I've not tried the new iPhone or Siri. I do think it is fairly likely that in ten years we'll look back and marvel at Steve Jobs dying a day after what we will rightly see as his last great triumph. Or perhaps the technology behind Siri is actually shit and will be quickly forgotten. I don't know.
I do think, however, that while Jobs' "reality distortion field" has left this dimension, Siri may also bode the evaporation of Microsoft's inverse negative distortion field. This was a miasma of suck that made cool things seem impossible.
Twenty years ago everyone who considered the issue knew that in the future they wanted a tablet computer that would respond to verbal natural language commands. A combination of premature births or late-term abortions (Newton), half-measures (PalmOS), overly expensive demos (Surface) and plain old suckitude (TabletPC) had at least half-convinced me that people didn't really want tablet computers at all, until Apple got it right and then, of course, this is what we wanted all along, wasn't it?
Similarly, Bill Gates has been talking about the importance of spoken interfaces for years, and it always sounded idiotic to me coming from him, primarily because however Microsoft did it was sure to suck. Seems like a better idea now though.

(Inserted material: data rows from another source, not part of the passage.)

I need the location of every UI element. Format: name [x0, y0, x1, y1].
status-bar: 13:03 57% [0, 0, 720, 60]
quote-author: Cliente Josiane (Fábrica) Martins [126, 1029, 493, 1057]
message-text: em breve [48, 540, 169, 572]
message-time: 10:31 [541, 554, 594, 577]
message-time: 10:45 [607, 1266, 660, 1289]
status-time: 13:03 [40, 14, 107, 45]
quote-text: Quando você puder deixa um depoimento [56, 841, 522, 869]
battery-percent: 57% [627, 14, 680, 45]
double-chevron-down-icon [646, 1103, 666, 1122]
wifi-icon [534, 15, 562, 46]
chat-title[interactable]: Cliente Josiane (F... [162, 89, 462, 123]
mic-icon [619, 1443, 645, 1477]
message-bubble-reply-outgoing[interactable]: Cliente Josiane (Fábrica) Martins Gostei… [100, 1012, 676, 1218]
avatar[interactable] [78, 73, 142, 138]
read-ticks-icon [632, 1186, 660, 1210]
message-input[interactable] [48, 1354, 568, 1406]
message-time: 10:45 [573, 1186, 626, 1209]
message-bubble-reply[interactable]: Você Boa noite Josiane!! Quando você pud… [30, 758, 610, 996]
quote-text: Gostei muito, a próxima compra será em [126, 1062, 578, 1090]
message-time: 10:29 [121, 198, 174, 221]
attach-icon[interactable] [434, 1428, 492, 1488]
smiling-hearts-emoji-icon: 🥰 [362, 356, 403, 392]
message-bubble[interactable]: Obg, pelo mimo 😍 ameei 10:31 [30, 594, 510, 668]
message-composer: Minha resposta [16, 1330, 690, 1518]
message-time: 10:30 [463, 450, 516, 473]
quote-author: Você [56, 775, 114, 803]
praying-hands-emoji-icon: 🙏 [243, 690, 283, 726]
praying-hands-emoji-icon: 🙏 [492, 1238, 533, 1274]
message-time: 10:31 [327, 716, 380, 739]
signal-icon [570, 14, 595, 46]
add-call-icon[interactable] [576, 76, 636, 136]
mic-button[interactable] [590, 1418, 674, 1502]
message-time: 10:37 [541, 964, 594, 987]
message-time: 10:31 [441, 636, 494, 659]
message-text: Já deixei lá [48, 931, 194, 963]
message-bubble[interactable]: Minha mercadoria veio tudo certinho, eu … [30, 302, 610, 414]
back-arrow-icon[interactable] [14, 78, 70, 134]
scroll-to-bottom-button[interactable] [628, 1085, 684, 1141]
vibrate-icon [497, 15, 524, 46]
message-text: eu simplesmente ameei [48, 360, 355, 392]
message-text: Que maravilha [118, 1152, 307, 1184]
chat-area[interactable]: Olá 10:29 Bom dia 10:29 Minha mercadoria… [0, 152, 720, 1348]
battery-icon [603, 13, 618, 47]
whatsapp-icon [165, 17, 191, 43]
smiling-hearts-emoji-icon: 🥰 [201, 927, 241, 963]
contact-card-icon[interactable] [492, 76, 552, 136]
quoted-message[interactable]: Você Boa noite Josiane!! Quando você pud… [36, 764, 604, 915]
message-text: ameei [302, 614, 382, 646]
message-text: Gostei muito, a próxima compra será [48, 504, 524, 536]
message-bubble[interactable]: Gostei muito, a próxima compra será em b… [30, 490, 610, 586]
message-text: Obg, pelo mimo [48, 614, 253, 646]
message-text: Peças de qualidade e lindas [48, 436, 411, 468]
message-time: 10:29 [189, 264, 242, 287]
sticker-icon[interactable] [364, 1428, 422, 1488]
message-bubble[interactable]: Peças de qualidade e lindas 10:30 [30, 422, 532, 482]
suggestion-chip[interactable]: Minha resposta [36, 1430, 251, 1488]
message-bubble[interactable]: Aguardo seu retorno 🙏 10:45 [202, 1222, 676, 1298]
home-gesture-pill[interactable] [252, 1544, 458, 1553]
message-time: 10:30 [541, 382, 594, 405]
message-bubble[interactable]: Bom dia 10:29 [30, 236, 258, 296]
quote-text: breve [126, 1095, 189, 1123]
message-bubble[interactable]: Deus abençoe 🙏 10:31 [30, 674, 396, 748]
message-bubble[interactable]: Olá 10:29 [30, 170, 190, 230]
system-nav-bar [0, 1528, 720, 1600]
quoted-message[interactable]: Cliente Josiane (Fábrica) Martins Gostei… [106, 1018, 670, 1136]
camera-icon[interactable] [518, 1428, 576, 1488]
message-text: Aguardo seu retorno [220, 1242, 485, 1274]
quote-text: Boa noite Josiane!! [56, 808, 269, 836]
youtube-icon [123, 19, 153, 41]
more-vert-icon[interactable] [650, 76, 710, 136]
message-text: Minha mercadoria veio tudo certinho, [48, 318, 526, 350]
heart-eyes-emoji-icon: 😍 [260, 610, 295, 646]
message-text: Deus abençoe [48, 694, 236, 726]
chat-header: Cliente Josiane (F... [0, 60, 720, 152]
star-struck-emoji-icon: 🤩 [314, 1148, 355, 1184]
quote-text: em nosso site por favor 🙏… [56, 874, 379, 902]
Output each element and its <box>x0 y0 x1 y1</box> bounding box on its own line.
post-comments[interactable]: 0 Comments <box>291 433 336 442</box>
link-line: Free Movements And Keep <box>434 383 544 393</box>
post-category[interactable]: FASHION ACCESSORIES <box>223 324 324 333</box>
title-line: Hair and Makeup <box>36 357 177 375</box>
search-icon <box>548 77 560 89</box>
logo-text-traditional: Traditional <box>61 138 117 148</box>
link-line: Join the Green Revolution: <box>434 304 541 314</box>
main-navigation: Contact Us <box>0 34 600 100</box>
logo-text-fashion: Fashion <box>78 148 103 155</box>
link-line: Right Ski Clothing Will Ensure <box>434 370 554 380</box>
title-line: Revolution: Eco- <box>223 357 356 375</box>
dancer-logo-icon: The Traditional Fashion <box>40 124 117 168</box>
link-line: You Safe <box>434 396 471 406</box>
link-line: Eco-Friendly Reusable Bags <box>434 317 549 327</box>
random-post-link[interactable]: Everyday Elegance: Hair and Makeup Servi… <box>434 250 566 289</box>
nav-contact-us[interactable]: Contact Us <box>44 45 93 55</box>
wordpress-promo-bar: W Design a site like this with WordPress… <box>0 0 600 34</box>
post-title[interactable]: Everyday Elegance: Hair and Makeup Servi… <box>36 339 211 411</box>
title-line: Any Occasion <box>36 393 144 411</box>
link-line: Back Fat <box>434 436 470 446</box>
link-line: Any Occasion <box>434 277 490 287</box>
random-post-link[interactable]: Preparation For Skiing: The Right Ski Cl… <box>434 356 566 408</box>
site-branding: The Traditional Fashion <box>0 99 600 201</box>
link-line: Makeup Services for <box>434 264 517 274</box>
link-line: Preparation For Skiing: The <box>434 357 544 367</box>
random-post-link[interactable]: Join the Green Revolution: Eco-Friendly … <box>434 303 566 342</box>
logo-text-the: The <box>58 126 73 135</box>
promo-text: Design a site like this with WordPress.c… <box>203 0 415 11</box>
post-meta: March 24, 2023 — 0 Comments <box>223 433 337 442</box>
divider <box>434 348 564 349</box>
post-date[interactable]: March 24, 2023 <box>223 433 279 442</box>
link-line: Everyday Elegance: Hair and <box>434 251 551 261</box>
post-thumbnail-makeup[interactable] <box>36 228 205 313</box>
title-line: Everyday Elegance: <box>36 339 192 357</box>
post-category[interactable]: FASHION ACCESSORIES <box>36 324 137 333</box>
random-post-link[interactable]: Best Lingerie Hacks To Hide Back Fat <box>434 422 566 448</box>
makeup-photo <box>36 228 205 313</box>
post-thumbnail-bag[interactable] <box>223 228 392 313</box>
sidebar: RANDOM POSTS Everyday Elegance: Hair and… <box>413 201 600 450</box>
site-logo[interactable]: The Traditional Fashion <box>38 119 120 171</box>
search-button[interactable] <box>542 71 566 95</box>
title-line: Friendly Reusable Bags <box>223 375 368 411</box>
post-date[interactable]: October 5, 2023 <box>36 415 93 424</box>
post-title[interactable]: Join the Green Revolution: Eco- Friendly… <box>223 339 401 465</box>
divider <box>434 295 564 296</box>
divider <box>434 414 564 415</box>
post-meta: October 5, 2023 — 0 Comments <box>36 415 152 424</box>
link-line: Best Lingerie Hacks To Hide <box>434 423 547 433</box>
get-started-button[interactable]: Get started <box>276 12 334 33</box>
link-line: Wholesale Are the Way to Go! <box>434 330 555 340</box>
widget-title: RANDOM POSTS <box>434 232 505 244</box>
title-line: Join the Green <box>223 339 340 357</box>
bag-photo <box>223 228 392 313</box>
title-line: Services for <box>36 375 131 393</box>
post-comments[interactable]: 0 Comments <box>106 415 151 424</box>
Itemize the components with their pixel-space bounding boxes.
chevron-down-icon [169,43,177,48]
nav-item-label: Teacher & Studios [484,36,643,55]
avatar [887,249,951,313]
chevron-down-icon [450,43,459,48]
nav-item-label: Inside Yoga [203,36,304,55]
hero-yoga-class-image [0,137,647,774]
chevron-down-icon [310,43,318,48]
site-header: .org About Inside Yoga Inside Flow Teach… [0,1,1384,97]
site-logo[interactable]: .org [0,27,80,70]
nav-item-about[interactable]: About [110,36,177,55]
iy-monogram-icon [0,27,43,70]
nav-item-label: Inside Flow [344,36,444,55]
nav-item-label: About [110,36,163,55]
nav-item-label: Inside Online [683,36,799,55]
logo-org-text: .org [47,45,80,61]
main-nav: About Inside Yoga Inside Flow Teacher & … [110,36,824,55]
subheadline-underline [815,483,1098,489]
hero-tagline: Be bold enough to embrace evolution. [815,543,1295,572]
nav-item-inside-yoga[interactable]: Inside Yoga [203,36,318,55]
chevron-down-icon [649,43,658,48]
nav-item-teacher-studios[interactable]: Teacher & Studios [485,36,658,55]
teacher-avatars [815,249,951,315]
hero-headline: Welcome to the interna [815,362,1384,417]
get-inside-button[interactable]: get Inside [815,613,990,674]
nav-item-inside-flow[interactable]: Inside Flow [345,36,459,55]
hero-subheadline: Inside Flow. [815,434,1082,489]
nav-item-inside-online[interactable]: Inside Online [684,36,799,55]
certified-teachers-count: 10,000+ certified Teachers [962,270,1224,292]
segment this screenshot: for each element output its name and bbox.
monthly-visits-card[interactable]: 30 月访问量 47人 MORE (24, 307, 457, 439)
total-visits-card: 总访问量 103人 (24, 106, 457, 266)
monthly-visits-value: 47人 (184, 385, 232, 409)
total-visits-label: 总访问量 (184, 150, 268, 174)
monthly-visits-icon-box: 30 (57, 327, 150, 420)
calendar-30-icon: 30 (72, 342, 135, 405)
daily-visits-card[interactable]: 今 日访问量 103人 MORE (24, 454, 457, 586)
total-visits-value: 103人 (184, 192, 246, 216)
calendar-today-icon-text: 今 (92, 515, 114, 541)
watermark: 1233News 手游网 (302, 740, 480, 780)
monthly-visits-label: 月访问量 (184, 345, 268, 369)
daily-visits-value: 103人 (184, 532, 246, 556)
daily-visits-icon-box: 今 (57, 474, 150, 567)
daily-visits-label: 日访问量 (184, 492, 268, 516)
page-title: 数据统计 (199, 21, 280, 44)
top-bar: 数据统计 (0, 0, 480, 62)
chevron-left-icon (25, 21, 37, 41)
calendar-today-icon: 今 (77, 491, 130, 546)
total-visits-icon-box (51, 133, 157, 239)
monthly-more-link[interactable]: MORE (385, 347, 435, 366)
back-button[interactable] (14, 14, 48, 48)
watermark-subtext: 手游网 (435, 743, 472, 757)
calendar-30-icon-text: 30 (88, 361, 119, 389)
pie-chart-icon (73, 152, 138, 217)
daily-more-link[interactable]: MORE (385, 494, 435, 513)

And wow, the return of AI. I scratched the surface of this a bit when I was doing some Semantic Web research and wow, it made it crystal clear how little AI contributes to our computing experiences today, despite the CPU cycles at our disposal. And jeez, rank and file programmers just crap their pants if they have to start thinking about AI concepts. They essentially go on strike as a class. If Siri is as smart as she looks on the commericals, it could finally start changing people's expectations about the intelligence of their personal computers.